Hyperscalers and colocation

Within the next 90 days, leaders at these organizations should: improve "break‑glass" migration tooling and communications that work under duress; stress-test correlated‑failure assumptions (multiple facilities/AZs; local access denial); and review physical security and emergency response procedures with local authorities. In the next 12-24 months, they should: expand options for segmented, higher‑assurance offerings (including dispersed footprints); harden critical dependencies, including grid interconnect diversity, water resilience, and fuel logistics; and treat interconnection (carrier hotels/IXPs) as first‑class resilience design objects.

Governments and regulators

In the next 30-90 days, these leaders can: identify public services that are single‑region/single‑provider in conflict‑adjacent theaters; set minimum continuity expectations for critical services (tested failover, not paper plans); and establish channels for rapid coordination with providers during incidents. Within 12-24 months, they have an opportunity to: clarify policy for segmentation of defense‑critical compute (dispersion, hardening, sovereign controls); invest in strategic enablers like cable repair capacity, protected corridors, and grid resilience; and update resilience standards to include multi‑layer conflict scenarios (power, connectivity, and compute).

Bottom line

The March 2026 events challenge the assumption that cloud infrastructure is insulated from military conflict. In an AI-enabled world where commercial compute underpins both civilian and defense-relevant capabilities, leaders should act as if conflict could render regional cloud unavailable, and design for it.
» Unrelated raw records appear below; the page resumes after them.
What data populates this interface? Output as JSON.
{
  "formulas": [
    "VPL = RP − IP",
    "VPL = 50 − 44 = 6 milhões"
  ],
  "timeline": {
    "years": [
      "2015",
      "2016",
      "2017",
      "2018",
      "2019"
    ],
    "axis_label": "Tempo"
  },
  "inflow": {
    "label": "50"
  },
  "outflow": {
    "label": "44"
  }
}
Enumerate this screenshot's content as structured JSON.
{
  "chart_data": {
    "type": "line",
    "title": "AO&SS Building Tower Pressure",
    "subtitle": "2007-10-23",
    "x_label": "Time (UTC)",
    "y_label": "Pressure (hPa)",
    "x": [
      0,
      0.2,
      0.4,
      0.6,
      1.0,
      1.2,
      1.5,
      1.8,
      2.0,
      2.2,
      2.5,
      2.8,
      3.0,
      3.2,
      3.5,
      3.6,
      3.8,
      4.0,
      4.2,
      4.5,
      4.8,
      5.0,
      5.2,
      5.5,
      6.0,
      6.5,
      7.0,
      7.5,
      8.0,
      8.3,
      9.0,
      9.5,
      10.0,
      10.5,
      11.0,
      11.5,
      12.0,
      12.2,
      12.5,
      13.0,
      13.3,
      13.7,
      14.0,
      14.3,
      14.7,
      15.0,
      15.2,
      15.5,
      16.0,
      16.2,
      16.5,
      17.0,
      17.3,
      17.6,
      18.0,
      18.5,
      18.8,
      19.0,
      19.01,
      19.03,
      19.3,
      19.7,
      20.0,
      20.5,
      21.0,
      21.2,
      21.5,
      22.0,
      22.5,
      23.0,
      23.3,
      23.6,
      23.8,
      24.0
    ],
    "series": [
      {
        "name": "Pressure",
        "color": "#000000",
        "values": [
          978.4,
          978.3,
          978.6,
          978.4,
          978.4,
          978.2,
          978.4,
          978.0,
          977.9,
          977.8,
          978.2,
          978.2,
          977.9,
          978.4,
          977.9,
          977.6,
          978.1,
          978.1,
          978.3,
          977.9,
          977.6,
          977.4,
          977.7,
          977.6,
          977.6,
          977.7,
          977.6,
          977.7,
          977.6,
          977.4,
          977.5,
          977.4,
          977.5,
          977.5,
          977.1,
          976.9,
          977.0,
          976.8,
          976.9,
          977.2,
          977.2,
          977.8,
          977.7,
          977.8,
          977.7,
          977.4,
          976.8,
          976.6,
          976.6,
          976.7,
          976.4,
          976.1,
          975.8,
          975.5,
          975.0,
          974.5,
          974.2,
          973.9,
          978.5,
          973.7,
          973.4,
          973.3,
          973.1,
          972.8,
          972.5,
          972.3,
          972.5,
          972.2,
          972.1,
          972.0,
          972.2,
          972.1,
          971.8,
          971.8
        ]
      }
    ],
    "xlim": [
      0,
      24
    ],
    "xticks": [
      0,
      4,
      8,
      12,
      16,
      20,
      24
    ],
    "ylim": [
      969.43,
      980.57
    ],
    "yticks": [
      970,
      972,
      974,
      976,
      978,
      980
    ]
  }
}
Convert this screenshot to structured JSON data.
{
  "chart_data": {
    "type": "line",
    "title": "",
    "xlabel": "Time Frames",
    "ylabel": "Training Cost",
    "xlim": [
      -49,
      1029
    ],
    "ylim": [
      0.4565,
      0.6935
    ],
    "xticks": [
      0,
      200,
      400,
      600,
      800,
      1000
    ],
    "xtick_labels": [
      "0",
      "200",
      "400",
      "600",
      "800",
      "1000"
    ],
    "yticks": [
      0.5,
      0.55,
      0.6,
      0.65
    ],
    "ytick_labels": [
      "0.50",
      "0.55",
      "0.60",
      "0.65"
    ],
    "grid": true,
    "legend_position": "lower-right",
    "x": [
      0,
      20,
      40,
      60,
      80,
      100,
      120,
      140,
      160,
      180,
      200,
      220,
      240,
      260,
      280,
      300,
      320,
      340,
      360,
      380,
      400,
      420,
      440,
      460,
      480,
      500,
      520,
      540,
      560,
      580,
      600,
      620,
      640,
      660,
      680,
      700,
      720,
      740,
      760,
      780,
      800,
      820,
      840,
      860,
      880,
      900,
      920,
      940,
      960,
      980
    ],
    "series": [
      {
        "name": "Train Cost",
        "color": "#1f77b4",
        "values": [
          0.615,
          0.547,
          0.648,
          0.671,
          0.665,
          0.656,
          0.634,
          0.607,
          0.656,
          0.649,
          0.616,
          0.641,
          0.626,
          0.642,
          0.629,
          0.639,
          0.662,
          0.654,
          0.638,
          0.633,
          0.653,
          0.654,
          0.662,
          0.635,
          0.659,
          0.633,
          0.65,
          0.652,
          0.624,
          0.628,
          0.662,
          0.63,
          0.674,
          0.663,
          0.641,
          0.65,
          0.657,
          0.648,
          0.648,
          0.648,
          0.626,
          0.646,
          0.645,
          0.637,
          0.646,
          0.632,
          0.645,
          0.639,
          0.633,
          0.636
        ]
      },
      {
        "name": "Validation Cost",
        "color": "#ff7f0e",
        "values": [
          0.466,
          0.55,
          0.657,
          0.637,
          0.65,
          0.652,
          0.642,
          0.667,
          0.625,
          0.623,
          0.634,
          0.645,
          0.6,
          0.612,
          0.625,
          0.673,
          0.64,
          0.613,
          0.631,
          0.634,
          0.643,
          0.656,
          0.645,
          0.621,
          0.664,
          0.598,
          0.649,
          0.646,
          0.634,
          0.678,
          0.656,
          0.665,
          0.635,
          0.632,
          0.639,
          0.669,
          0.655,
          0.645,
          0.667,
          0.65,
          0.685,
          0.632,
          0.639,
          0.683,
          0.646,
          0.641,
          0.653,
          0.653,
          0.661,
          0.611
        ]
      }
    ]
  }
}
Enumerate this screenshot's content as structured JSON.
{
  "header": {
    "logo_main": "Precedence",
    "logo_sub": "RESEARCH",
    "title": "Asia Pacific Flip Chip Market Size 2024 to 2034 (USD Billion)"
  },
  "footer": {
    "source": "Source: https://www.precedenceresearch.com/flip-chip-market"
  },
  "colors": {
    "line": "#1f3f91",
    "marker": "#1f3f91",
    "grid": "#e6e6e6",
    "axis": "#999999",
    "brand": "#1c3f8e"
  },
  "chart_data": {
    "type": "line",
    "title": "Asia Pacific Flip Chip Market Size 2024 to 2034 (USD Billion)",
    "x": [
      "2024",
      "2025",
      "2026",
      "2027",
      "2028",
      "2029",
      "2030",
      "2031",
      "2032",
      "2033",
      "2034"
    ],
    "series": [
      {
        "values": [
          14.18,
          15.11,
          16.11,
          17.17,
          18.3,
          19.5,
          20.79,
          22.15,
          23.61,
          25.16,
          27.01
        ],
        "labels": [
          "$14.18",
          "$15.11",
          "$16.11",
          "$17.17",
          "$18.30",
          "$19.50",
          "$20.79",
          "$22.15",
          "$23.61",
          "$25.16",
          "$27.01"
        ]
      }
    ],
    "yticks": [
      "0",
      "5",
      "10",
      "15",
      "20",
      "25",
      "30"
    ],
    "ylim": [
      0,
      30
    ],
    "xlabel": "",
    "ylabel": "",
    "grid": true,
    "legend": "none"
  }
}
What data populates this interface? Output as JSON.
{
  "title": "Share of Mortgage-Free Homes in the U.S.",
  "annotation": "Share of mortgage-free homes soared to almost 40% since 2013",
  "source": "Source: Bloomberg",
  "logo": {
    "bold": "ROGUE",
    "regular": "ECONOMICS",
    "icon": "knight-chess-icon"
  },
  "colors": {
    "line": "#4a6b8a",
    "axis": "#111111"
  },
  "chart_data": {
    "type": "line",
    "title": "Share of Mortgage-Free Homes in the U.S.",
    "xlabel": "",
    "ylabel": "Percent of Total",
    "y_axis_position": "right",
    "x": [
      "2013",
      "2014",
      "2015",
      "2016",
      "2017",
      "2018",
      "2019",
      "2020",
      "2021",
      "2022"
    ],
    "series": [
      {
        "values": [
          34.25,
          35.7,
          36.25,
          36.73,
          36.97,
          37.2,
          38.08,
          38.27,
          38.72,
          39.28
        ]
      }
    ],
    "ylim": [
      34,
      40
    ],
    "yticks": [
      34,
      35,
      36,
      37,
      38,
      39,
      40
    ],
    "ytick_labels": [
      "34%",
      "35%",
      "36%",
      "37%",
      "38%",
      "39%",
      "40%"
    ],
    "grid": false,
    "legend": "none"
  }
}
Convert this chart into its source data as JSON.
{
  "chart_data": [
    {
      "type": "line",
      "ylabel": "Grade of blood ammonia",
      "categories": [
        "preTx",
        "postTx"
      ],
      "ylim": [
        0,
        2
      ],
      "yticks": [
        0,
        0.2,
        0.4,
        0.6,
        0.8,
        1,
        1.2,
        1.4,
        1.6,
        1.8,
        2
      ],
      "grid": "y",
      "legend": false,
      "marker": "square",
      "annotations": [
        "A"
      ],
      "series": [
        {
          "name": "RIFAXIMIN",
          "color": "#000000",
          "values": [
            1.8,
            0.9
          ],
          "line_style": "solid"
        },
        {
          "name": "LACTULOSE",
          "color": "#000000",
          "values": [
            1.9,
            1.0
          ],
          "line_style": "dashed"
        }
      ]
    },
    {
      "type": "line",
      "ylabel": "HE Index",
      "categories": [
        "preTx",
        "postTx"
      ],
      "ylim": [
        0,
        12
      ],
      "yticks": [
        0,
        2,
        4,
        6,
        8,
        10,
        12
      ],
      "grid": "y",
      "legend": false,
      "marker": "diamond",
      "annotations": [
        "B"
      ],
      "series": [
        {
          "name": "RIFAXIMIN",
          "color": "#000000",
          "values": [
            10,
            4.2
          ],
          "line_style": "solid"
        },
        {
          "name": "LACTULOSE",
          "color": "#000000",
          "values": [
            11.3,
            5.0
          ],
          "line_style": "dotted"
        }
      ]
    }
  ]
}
Hyperscalers remain the best default platform for many mission-critical workloads because they offer depth of services, operational maturity, and economies of scale. The shift is away from the assumption that regional availability is guaranteed. Leaders should ensure the highest-consequence services have a tested survivability path across independent regions and dependencies. This path should include identity and management, so recovery does not depend on the very systems that are degraded during a crisis.

A useful lens is to consider how long critical functions can operate without reliance on the primary region’s power, connectivity, or control plane. Where continuity cannot be sustained over an extended disruption window, from several days to weeks, resilience remains incomplete.

Ultimately, digital infrastructure resilience will depend on the ability of leaders to decouple critical services from single points of failure across the relevant physical stacks.